What artist or style of music do you love that would surprise people?
I love breakbeat music! Most people I say that to don’t know what that means, but it’s a very particular style of EDM. I tell them to picture cybergoths dancing under a concrete bridge and that’d be the music they’re dancing to. I also LOVE good dancehall music.

What are your favourite songs / albums / artists right now?
Some of my favourites today are Snapped Ankles, Golden Teacher, LCD Soundsystem, Duchess Says, Oh Sees, Amyl and the Sniffers, Viagra Boys, Primitive Parts, Underworld, Black Midi, B Boys, Shy Layers.

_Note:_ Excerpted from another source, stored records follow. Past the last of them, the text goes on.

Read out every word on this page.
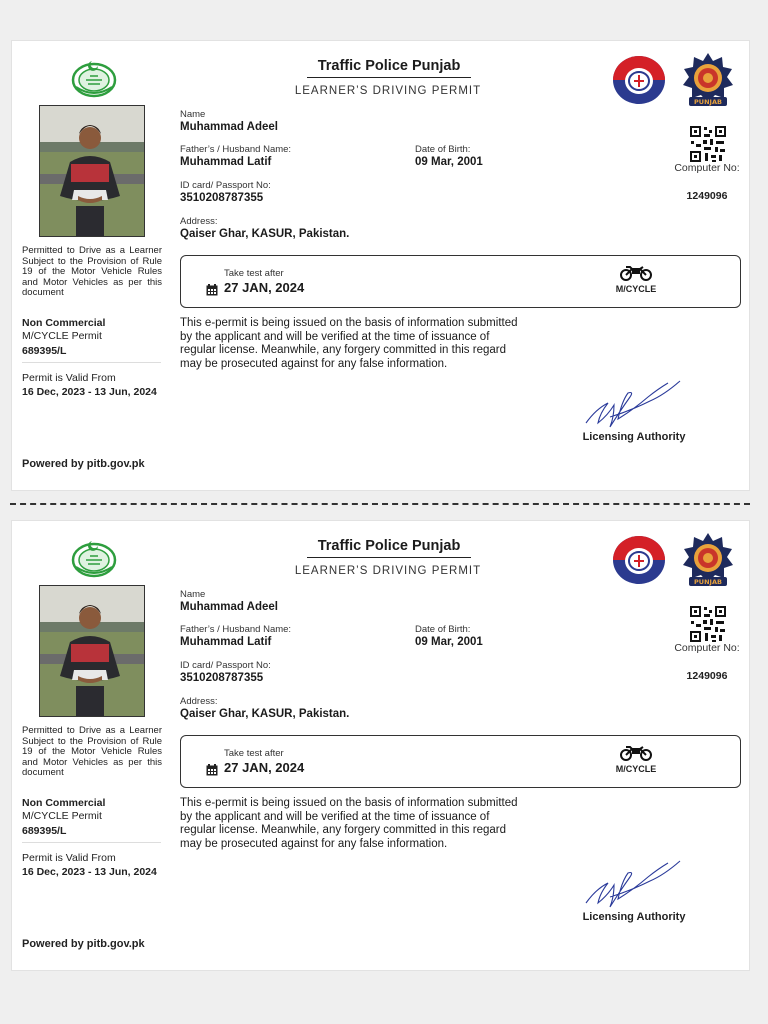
Permitted to Drive as a Learner Subject to the Provision of Rule 19 of the Motor Vehicle Rules and Motor Vehicles as per this document
Non Commercial
M/CYCLE Permit
689395/L
Permit is Valid From
16 Dec, 2023 - 13 Jun, 2024
Powered by pitb.gov.pk
Traffic Police Punjab
LEARNER’S DRIVING PERMIT
PUNJAB
Computer No:
1249096
Name
Muhammad Adeel
Father’s / Husband Name:
Muhammad Latif
Date of Birth:
09 Mar, 2001
ID card/ Passport No:
3510208787355
Address:
Qaiser Ghar, KASUR, Pakistan.
Take test after
27 JAN, 2024	M/CYCLE
This e-permit is being issued on the basis of information submitted by the applicant and will be verified at the time of issuance of regular license. Meanwhile, any forgery committed in this regard may be prosecuted against for any false information.
Licensing Authority
Permitted to Drive as a Learner Subject to the Provision of Rule 19 of the Motor Vehicle Rules and Motor Vehicles as per this document
Non Commercial
M/CYCLE Permit
689395/L
Permit is Valid From
16 Dec, 2023 - 13 Jun, 2024
Powered by pitb.gov.pk
Traffic Police Punjab
LEARNER’S DRIVING PERMIT
PUNJAB
Computer No:
1249096
Name
Muhammad Adeel
Father’s / Husband Name:
Muhammad Latif
Date of Birth:
09 Mar, 2001
ID card/ Passport No:
3510208787355
Address:
Qaiser Ghar, KASUR, Pakistan.
Take test after
27 JAN, 2024	M/CYCLE
This e-permit is being issued on the basis of information submitted by the applicant and will be verified at the time of issuance of regular license. Meanwhile, any forgery committed in this regard may be prosecuted against for any false information.
Licensing Authority
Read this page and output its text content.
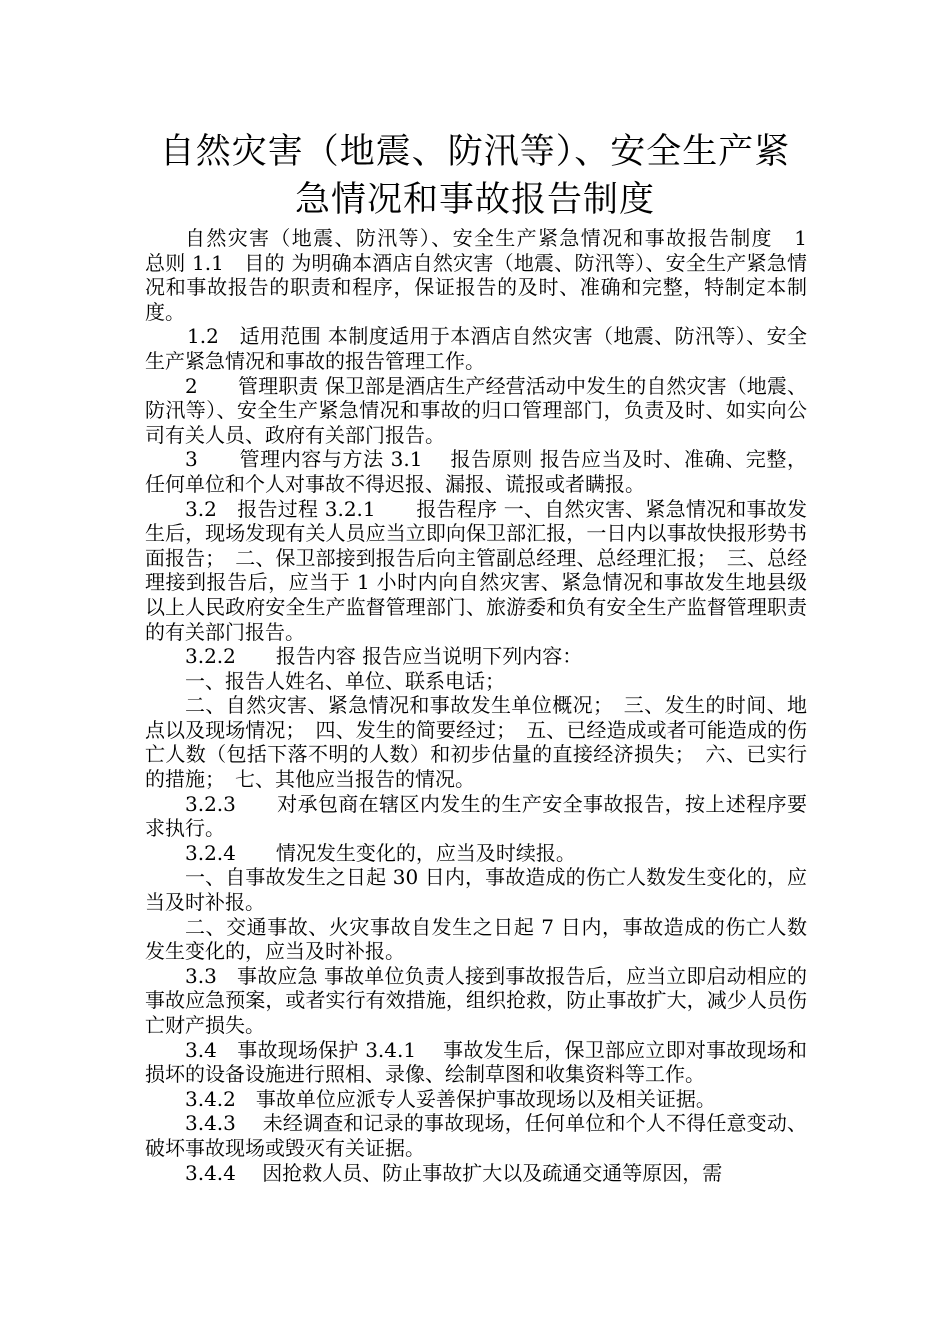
自然灾害（地震、防汛等）、安全生产紧
急情况和事故报告制度

自然灾害（地震、防汛等）、安全生产紧急情况和事故报告制度　1　　总则 1.1　目的 为明确本酒店自然灾害（地震、防汛等）、安全生产紧急情况和事故报告的职责和程序，保证报告的及时、准确和完整，特制定本制度。

1.2　适用范围 本制度适用于本酒店自然灾害（地震、防汛等）、安全生产紧急情况和事故的报告管理工作。

2　　管理职责 保卫部是酒店生产经营活动中发生的自然灾害（地震、防汛等）、安全生产紧急情况和事故的归口管理部门，负责及时、如实向公司有关人员、政府有关部门报告。

3　　管理内容与方法 3.1　 报告原则 报告应当及时、准确、完整，任何单位和个人对事故不得迟报、漏报、谎报或者瞒报。

3.2　报告过程 3.2.1　　报告程序 一、自然灾害、紧急情况和事故发生后，现场发现有关人员应当立即向保卫部汇报，一日内以事故快报形势书面报告；　二、保卫部接到报告后向主管副总经理、总经理汇报；　三、总经理接到报告后，应当于 1 小时内向自然灾害、紧急情况和事故发生地县级以上人民政府安全生产监督管理部门、旅游委和负有安全生产监督管理职责的有关部门报告。

3.2.2　　报告内容 报告应当说明下列内容：

一、报告人姓名、单位、联系电话；

二、自然灾害、紧急情况和事故发生单位概况；　三、发生的时间、地点以及现场情况；　四、发生的简要经过；　五、已经造成或者可能造成的伤亡人数（包括下落不明的人数）和初步估量的直接经济损失；　六、已实行的措施；　七、其他应当报告的情况。

3.2.3　　对承包商在辖区内发生的生产安全事故报告，按上述程序要求执行。

3.2.4　　情况发生变化的，应当及时续报。

一、自事故发生之日起 30 日内，事故造成的伤亡人数发生变化的，应当及时补报。

二、交通事故、火灾事故自发生之日起 7 日内，事故造成的伤亡人数发生变化的，应当及时补报。

3.3　事故应急 事故单位负责人接到事故报告后，应当立即启动相应的事故应急预案，或者实行有效措施，组织抢救，防止事故扩大，减少人员伤亡财产损失。

3.4　事故现场保护 3.4.1　 事故发生后，保卫部应立即对事故现场和损坏的设备设施进行照相、录像、绘制草图和收集资料等工作。

3.4.2　事故单位应派专人妥善保护事故现场以及相关证据。

3.4.3　 未经调查和记录的事故现场，任何单位和个人不得任意变动、破坏事故现场或毁灭有关证据。

3.4.4　 因抢救人员、防止事故扩大以及疏通交通等原因，需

How about some other favourites? Authors / movies / painters / philanthropists / you name it.
I don’t usually read fiction because I don’t tend to enjoy it, but I’ve been reading a book in the making on wattpad by our new synth player, Ava Glendinning. It’s about a fictional Winnipeg band that solves mysteries and it is amazing. It really speaks to me. It’s called Bukowski’s Broken Family Band. Ava is a very kind, smart, funny and ridiculously talented musician and friend who also happens to have written maybe the best piece of fiction I’ve ever read.

What do you drive and why? What do you want to drive and why?
I drive a 2009 Suzuki Swift because it’s an all manual, affordable used car and I could just buy it without having car payments. I don’t really want to drive anything, I want to fly a helicopter so that I can jump out of it into an ocean before it crashes into a cliff, exploding, like an action movie star would.

What superpower do you want and how would you use it?
I read a lot of comics growing up. I always loved Nightcrawler. I liked him as a character and I liked his power a lot. The ability to teleport. If I could teleport long range though, longer range than Nightcrawler, that’d be my ultimate super power. I would use it to travel all over the world to play music without having to spend countless hours on the highway!

What skills — useful or useless — do you have outside of music?
I write code and make software. I can also bake cookies, walk on stilts, juggle, swim and dance like a fiend, I write music reviews … not sure if that counts as “outside of music” though.

What do you collect?
When I was younger I collected comics and action figures. I have a pretty extensive record collection, obviously. Other than that I don’t really collect anything these days though.

If I had a potluck, what would you bring?
Probably cookies.

What current trend or popular thing do you not understand at all?
I don’t get craft beer. I don’t really like beer, which I know is not normal. I know that, as a musician, you’re supposed to like beer. The last time I went on tour we stopped at every hipster craft beer place in every city because the rest of the band loves craft beer, but I just sat there and didn’t get it.

Tell us about your current and/or former pets.
I’ve got two dogs, who are both foster fails from an organization called Manitoba Mutts. Frankie and Gilda are their names. Frankie is one of those super happy and enthusiastic dogs that will try to lick your face off. Gilda is a fearful dog, so she’s a challenge to take out in public, but she’s a total goofball when she’s home.

If you could have any other job besides music, what would it be and why?
I guess the job I have, which is in computer programming. It’s not for everyone but what I like about it is it’s very creative but also very lucrative and it applies to nearly every industry so there’s an infinite amount to learn. You’ll never know everything there is to know about programming. I am also pretty interested in politics, psychology, and behavioural economics.

What’s the best advice and/or worst advice you were ever given?
The best music advice I ever heard was from Greg MacPherson. He basically said that a lot of people make the music they think they are supposed to make. In other words, they make music that sounds like what they think music is supposed to sound like based on the majority of music that they have heard. Don’t do that. Make the music that you want to hear more of in the world. Make music that if you heard it, you would rush out and buy it. My advice on advice in general is to realize that everyone can only give advice based on their own perspective which is shaped by their own experiences. It might not be the right advice for you, it’s the right advice for the person who is giving the advice.